Quando um filme português tem as qualidades de "Vadio", que chega esta quinta-feira aos cinemas, não há mais desculpas. Fosse norte-americano, falado em inglês e tivesse passado por Sundance, Cannes ou Berlim, tivesse mais umas estrelitas do que aquelas que alguns jornais "de referência" atribuem ao filme, e já teríamos um pequeno sucesso de bilheteira.
Não é muito arriscado afirmar que com "Vadio", Simão Cayatte assina uma das maiores primeiras obras do cinema português. Faz lembrar a comoção que foi, há mais de 30 anos, a visão do primeiro filme de Pedro Costa, "Sangue". E os dois filmes têm algumas coisas em comum, nomeadamente um olhar desesperado para uma juventude sem horizontes, a ausência de figuras paternais sólidas e um radicalismo formal, que se media em Costa pelo preto e branco, em Cayatte pelo formato da imagem.
O filme passa-se algures entre a margem sul de Lisboa e as primeiras paisagens alentejanas, onde André, um miúdo de 13 anos, ajuda o pai a fazer furos para tentar encontrar água, em vez de ir à escola. Quando o pai desaparece misteriosamente, a vizinha da frente é a única amarra que André tem ao mundo. Mas esta também tem os seus problemas familiares. O plano final, arrasador, terno e comovente, em contraponto com a dureza do relato, dá (dá-nos) ainda assim um sinal de esperança no humano.

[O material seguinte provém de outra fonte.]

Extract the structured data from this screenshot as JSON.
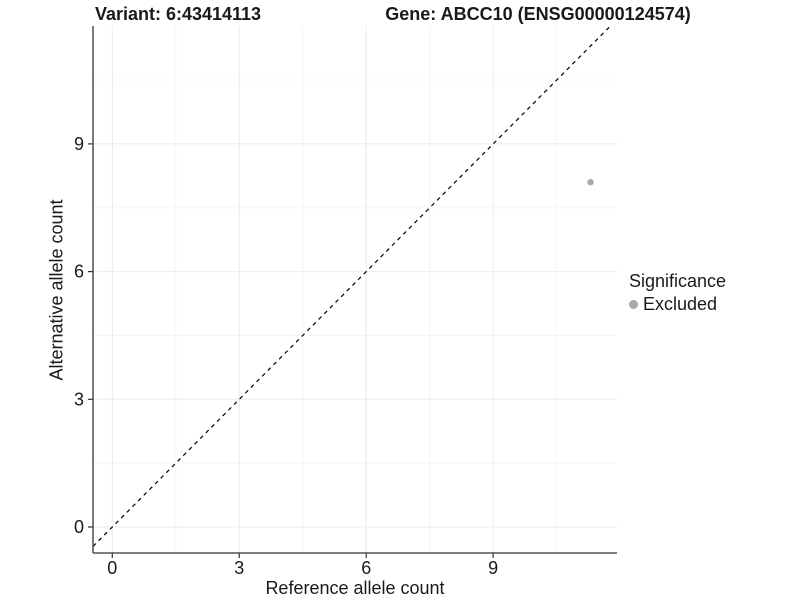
{
  "chart_data": {
    "type": "scatter",
    "title_left": "Variant: 6:43414113",
    "title_right": "Gene: ABCC10 (ENSG00000124574)",
    "xlabel": "Reference allele count",
    "ylabel": "Alternative allele count",
    "xlim": [
      -0.456,
      11.926
    ],
    "ylim": [
      -0.611,
      11.77
    ],
    "xticks": [
      0,
      3,
      6,
      9
    ],
    "yticks": [
      0,
      3,
      6,
      9
    ],
    "minor_xticks": [
      1.5,
      4.5,
      7.5,
      10.5
    ],
    "minor_yticks": [
      1.5,
      4.5,
      7.5,
      10.5
    ],
    "grid": "major and minor gridlines on, white background",
    "series": [
      {
        "name": "Excluded",
        "color": "#a8a8a8",
        "points": [
          {
            "x": 11.3,
            "y": 8.1
          }
        ]
      }
    ],
    "reference_line": {
      "description": "identity line y = x",
      "style": "dashed",
      "color": "#000000"
    },
    "legend": {
      "title": "Significance",
      "position": "right",
      "items": [
        {
          "label": "Excluded",
          "color": "#a8a8a8"
        }
      ]
    }
  },
  "colors": {
    "background": "#ffffff",
    "grid_major": "#ebebeb",
    "grid_minor": "#f5f5f5",
    "axis_line": "#333333",
    "tick_mark": "#333333",
    "text": "#1a1a1a",
    "point": "#a8a8a8"
  }
}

Simão Cayatte tem dividido a sua carreira entre ator e realizador. Dirigiu várias curtas a preparar-se para esta obra sublime, tão repleta de emoções, mas sem qualquer concessão à facilidade, e que nos apanha pela empatia com estes seres à deriva que somos ou poderíamos ser nós. E com a cumplicidade e o instinto natural de Rúben Simões, o André/Rosetta que a câmara não larga, como a última esperança que lhe resta.